Mertens. Il giocatore che ha crudelmente fatto capire a tutti quanto ancora ampia fosse la forbice tra il nostro Lorenzo Insigne e un campione o almeno aspirante tale. Lo ammettiamo, è grossa la tentazione di tracciare la differenza tra un fiammingo nato al centro delle Fiandre – ah quanti ricordi per chi ama il ciclismo: il muro di Grammont, il pavè, la fatica pura – e uno di noi nato a Frattamaggiore che si sente una divinità per il solo dono ricevuto in dote: un piedino niente male. Da solo, il piede non basta. Serve l’applicazione, come in tutto. La costanza. La tenacia. E Mertens, in questo, ricorda Gianfranco Zola, quel ragazzo sardo che al termine dell’allenamento, a Soccavo, rimaneva sul campo a provare e riprovare le punizioni.

Mertens ce lo immaginiamo così. Perché è così che piazzi sistematicamente la palla all’incrocio dei pali. Non basta saperlo fare quando hai tredici anni. Devi imparare a farlo in corsa. Devi imparare a farlo quando sei stanco. Devi imparare a farlo quando sei sotto e hai paura di non raggiungere l’avversario. Devi imparare a farlo quando sei pressato. Ecco, Mertens lo fa. Il calcio è il suo lavoro. E si vede. Stoppa la palla e la difende come meglio non si potrebbe e la mette alle spalle di Buffon. In quel gesto noi scorgiamo non tanto il talento – che pure c’è – quanto l’applicazione.

Sul Mattino di oggi Maurizio de Giovanni scrive che appare ormai impietosa la differenza, in campo, tra chi segue il credo di Benitez e chi invece, per svariati motivi, sembra un pesce fuor d’acqua. Non serve essere un esperto di calcio per capirlo. Evidentemente nemmeno il chiacchiericcio che lo vuole escluso (al momento) dai 23 del Mondiale sembra scuotere Lorenzinho, che pure contro la Juventus giocò una gran partita e che secondo noi sotto la guida di Benitez potrà diventare un giocatore molto forte.

Mertens incarna un’idea professionale del calcio. Che forse ad alcuni non piacerà. Ma nello sport non tutti nascono Maradona o McEnroe; e se vuoi vincere, se vuoi progredire, devi migliorarti. Sempre. E Mertens è il giocatore del Napoli, assieme a Callejon, che più dà l’idea di provarci. Hanno segnato venti gol in due in campionato.

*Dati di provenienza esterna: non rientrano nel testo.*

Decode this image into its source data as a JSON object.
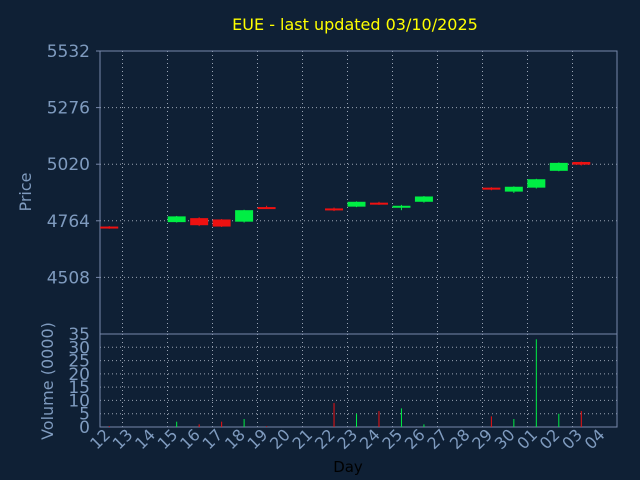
{
  "chart_data": {
    "type": "candlestick",
    "title": "EUE - last updated 03/10/2025",
    "xlabel": "Day",
    "price_panel": {
      "ylabel": "Price",
      "ylim": [
        4252,
        5532
      ],
      "yticks": [
        "5532",
        "5276",
        "5020",
        "4764",
        "4508"
      ],
      "grid": true
    },
    "volume_panel": {
      "ylabel": "Volume (0000)",
      "ylim": [
        0,
        35
      ],
      "yticks": [
        "35",
        "30",
        "25",
        "20",
        "15",
        "10",
        "5",
        "0"
      ],
      "grid": true
    },
    "x_tick_labels": [
      "12",
      "13",
      "14",
      "15",
      "16",
      "17",
      "18",
      "19",
      "20",
      "21",
      "22",
      "23",
      "24",
      "25",
      "26",
      "27",
      "28",
      "29",
      "30",
      "01",
      "02",
      "03",
      "04"
    ],
    "candles": [
      {
        "day": "12",
        "open": 4738,
        "close": 4730,
        "high": 4740,
        "low": 4728,
        "volume": 0.3
      },
      {
        "day": "15",
        "open": 4758,
        "close": 4784,
        "high": 4786,
        "low": 4756,
        "volume": 2
      },
      {
        "day": "16",
        "open": 4776,
        "close": 4744,
        "high": 4780,
        "low": 4740,
        "volume": 1
      },
      {
        "day": "17",
        "open": 4770,
        "close": 4738,
        "high": 4772,
        "low": 4736,
        "volume": 2
      },
      {
        "day": "18",
        "open": 4760,
        "close": 4812,
        "high": 4814,
        "low": 4756,
        "volume": 3
      },
      {
        "day": "19",
        "open": 4826,
        "close": 4822,
        "high": 4832,
        "low": 4818,
        "volume": 0.3
      },
      {
        "day": "22",
        "open": 4820,
        "close": 4812,
        "high": 4824,
        "low": 4808,
        "volume": 9
      },
      {
        "day": "23",
        "open": 4828,
        "close": 4850,
        "high": 4852,
        "low": 4826,
        "volume": 5
      },
      {
        "day": "24",
        "open": 4846,
        "close": 4840,
        "high": 4850,
        "low": 4836,
        "volume": 6
      },
      {
        "day": "25",
        "open": 4828,
        "close": 4832,
        "high": 4836,
        "low": 4812,
        "volume": 7
      },
      {
        "day": "26",
        "open": 4850,
        "close": 4874,
        "high": 4876,
        "low": 4846,
        "volume": 1
      },
      {
        "day": "29",
        "open": 4914,
        "close": 4906,
        "high": 4916,
        "low": 4902,
        "volume": 4
      },
      {
        "day": "30",
        "open": 4896,
        "close": 4918,
        "high": 4920,
        "low": 4890,
        "volume": 3
      },
      {
        "day": "01",
        "open": 4914,
        "close": 4952,
        "high": 4954,
        "low": 4910,
        "volume": 33
      },
      {
        "day": "02",
        "open": 4990,
        "close": 5026,
        "high": 5028,
        "low": 4988,
        "volume": 5
      },
      {
        "day": "03",
        "open": 5030,
        "close": 5018,
        "high": 5032,
        "low": 5014,
        "volume": 6
      }
    ],
    "colors": {
      "background": "#0f2035",
      "up": "#00ee44",
      "down": "#ee1111",
      "axis": "#7788aa",
      "grid": "#9aa4b4",
      "label": "#7f9bbf",
      "title": "#ffff00"
    }
  }
}
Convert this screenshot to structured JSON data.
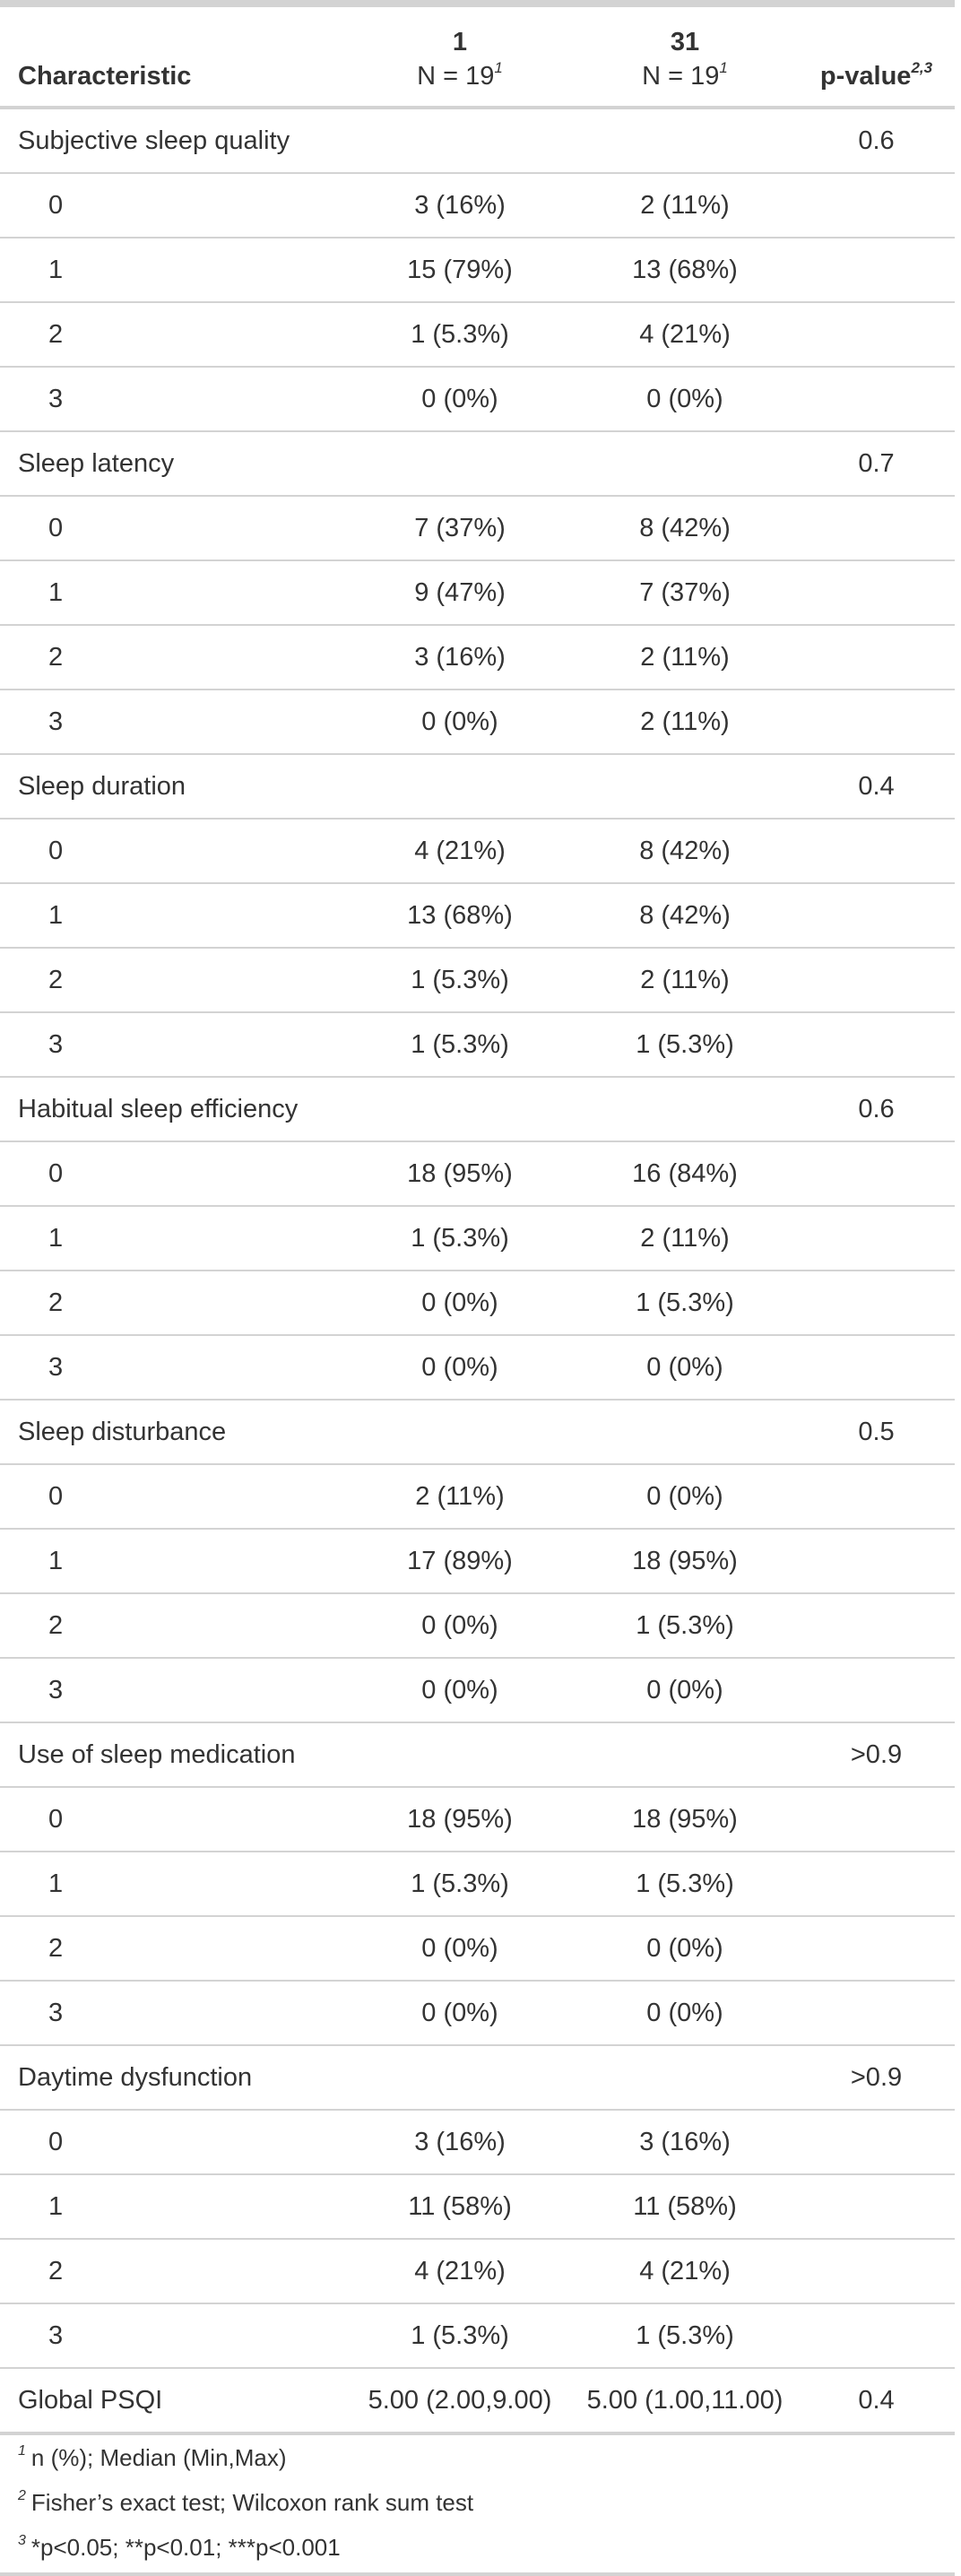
{
  "header": {
    "characteristic": "Characteristic",
    "group1_name": "1",
    "group1_n": "N = 19",
    "group1_mark": "1",
    "group2_name": "31",
    "group2_n": "N = 19",
    "group2_mark": "1",
    "pvalue": "p-value",
    "pvalue_mark": "2,3"
  },
  "rows": [
    {
      "label": "Subjective sleep quality",
      "g1": "",
      "g2": "",
      "p": "0.6",
      "level": "var"
    },
    {
      "label": "0",
      "g1": "3 (16%)",
      "g2": "2 (11%)",
      "p": "",
      "level": "sub"
    },
    {
      "label": "1",
      "g1": "15 (79%)",
      "g2": "13 (68%)",
      "p": "",
      "level": "sub"
    },
    {
      "label": "2",
      "g1": "1 (5.3%)",
      "g2": "4 (21%)",
      "p": "",
      "level": "sub"
    },
    {
      "label": "3",
      "g1": "0 (0%)",
      "g2": "0 (0%)",
      "p": "",
      "level": "sub"
    },
    {
      "label": "Sleep latency",
      "g1": "",
      "g2": "",
      "p": "0.7",
      "level": "var"
    },
    {
      "label": "0",
      "g1": "7 (37%)",
      "g2": "8 (42%)",
      "p": "",
      "level": "sub"
    },
    {
      "label": "1",
      "g1": "9 (47%)",
      "g2": "7 (37%)",
      "p": "",
      "level": "sub"
    },
    {
      "label": "2",
      "g1": "3 (16%)",
      "g2": "2 (11%)",
      "p": "",
      "level": "sub"
    },
    {
      "label": "3",
      "g1": "0 (0%)",
      "g2": "2 (11%)",
      "p": "",
      "level": "sub"
    },
    {
      "label": "Sleep duration",
      "g1": "",
      "g2": "",
      "p": "0.4",
      "level": "var"
    },
    {
      "label": "0",
      "g1": "4 (21%)",
      "g2": "8 (42%)",
      "p": "",
      "level": "sub"
    },
    {
      "label": "1",
      "g1": "13 (68%)",
      "g2": "8 (42%)",
      "p": "",
      "level": "sub"
    },
    {
      "label": "2",
      "g1": "1 (5.3%)",
      "g2": "2 (11%)",
      "p": "",
      "level": "sub"
    },
    {
      "label": "3",
      "g1": "1 (5.3%)",
      "g2": "1 (5.3%)",
      "p": "",
      "level": "sub"
    },
    {
      "label": "Habitual sleep efficiency",
      "g1": "",
      "g2": "",
      "p": "0.6",
      "level": "var"
    },
    {
      "label": "0",
      "g1": "18 (95%)",
      "g2": "16 (84%)",
      "p": "",
      "level": "sub"
    },
    {
      "label": "1",
      "g1": "1 (5.3%)",
      "g2": "2 (11%)",
      "p": "",
      "level": "sub"
    },
    {
      "label": "2",
      "g1": "0 (0%)",
      "g2": "1 (5.3%)",
      "p": "",
      "level": "sub"
    },
    {
      "label": "3",
      "g1": "0 (0%)",
      "g2": "0 (0%)",
      "p": "",
      "level": "sub"
    },
    {
      "label": "Sleep disturbance",
      "g1": "",
      "g2": "",
      "p": "0.5",
      "level": "var"
    },
    {
      "label": "0",
      "g1": "2 (11%)",
      "g2": "0 (0%)",
      "p": "",
      "level": "sub"
    },
    {
      "label": "1",
      "g1": "17 (89%)",
      "g2": "18 (95%)",
      "p": "",
      "level": "sub"
    },
    {
      "label": "2",
      "g1": "0 (0%)",
      "g2": "1 (5.3%)",
      "p": "",
      "level": "sub"
    },
    {
      "label": "3",
      "g1": "0 (0%)",
      "g2": "0 (0%)",
      "p": "",
      "level": "sub"
    },
    {
      "label": "Use of sleep medication",
      "g1": "",
      "g2": "",
      "p": ">0.9",
      "level": "var"
    },
    {
      "label": "0",
      "g1": "18 (95%)",
      "g2": "18 (95%)",
      "p": "",
      "level": "sub"
    },
    {
      "label": "1",
      "g1": "1 (5.3%)",
      "g2": "1 (5.3%)",
      "p": "",
      "level": "sub"
    },
    {
      "label": "2",
      "g1": "0 (0%)",
      "g2": "0 (0%)",
      "p": "",
      "level": "sub"
    },
    {
      "label": "3",
      "g1": "0 (0%)",
      "g2": "0 (0%)",
      "p": "",
      "level": "sub"
    },
    {
      "label": "Daytime dysfunction",
      "g1": "",
      "g2": "",
      "p": ">0.9",
      "level": "var"
    },
    {
      "label": "0",
      "g1": "3 (16%)",
      "g2": "3 (16%)",
      "p": "",
      "level": "sub"
    },
    {
      "label": "1",
      "g1": "11 (58%)",
      "g2": "11 (58%)",
      "p": "",
      "level": "sub"
    },
    {
      "label": "2",
      "g1": "4 (21%)",
      "g2": "4 (21%)",
      "p": "",
      "level": "sub"
    },
    {
      "label": "3",
      "g1": "1 (5.3%)",
      "g2": "1 (5.3%)",
      "p": "",
      "level": "sub"
    },
    {
      "label": "Global PSQI",
      "g1": "5.00 (2.00,9.00)",
      "g2": "5.00 (1.00,11.00)",
      "p": "0.4",
      "level": "var"
    }
  ],
  "footnotes": [
    {
      "mark": "1",
      "text": "n (%); Median (Min,Max)"
    },
    {
      "mark": "2",
      "text": "Fisher’s exact test; Wilcoxon rank sum test"
    },
    {
      "mark": "3",
      "text": "*p<0.05; **p<0.01; ***p<0.001"
    }
  ]
}
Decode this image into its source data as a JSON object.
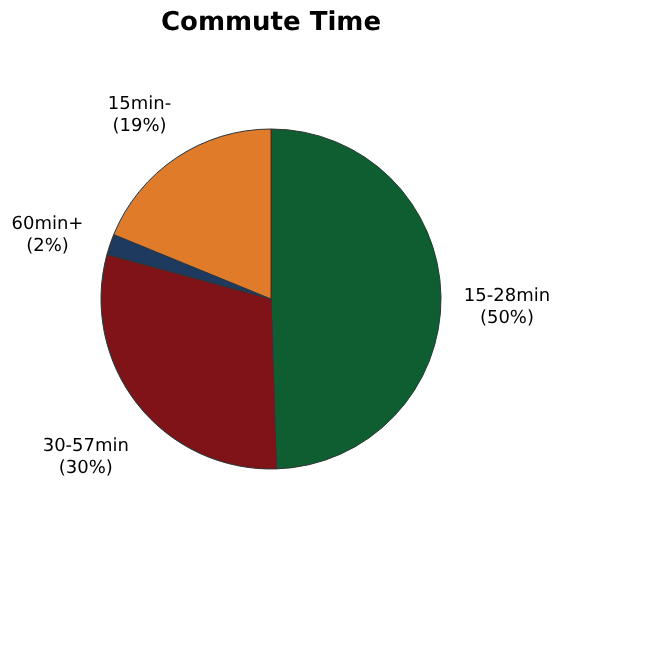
{
  "chart_data": {
    "type": "pie",
    "title": "Commute Time",
    "categories": [
      "15-28min",
      "30-57min",
      "60min+",
      "15min-"
    ],
    "values": [
      50,
      30,
      2,
      19
    ],
    "value_labels": [
      "(50%)",
      "(30%)",
      "(2%)",
      "(19%)"
    ],
    "colors": [
      "#0f5e32",
      "#7f1318",
      "#1f3a5f",
      "#e07b2a"
    ],
    "legend": false
  }
}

Tanti.

Il resto della partita si chiama Gonzalo Higuain. Uno che invece un po’ si culla sugli allori. Che talvolta dà l’idea di fare il minimo indispensabile. Perché è forte e sa di esserlo. Ha siglato la prima tripletta della sua avventura italiana. Diciassette gol in campionato. Ventiquattro in stagione. E mancano ancora sei partite.

Il suo quarto gol ha tratto d’impaccio un Napoli che incredibilmente aveva rimesso in gioco una Lazio sotto di due gol e con un uomo in meno. Le amnesie della squadra di Benitez meriterebbero un approfondimento psicologico, hanno dell’incredibile. Il Napoli soffre di cali improvvisi di concentrazione, entra quasi in uno stato di trance. Resta l’aspetto più inquietante della stagione, su cui l’allenatore dovrà lavorare un bel po’. Se riuscirà a guarire il Napoli come ha fatto con Fernandez, avremo la svolta. Ma servono un bel po’ di terapie. Speriamo non tantissime.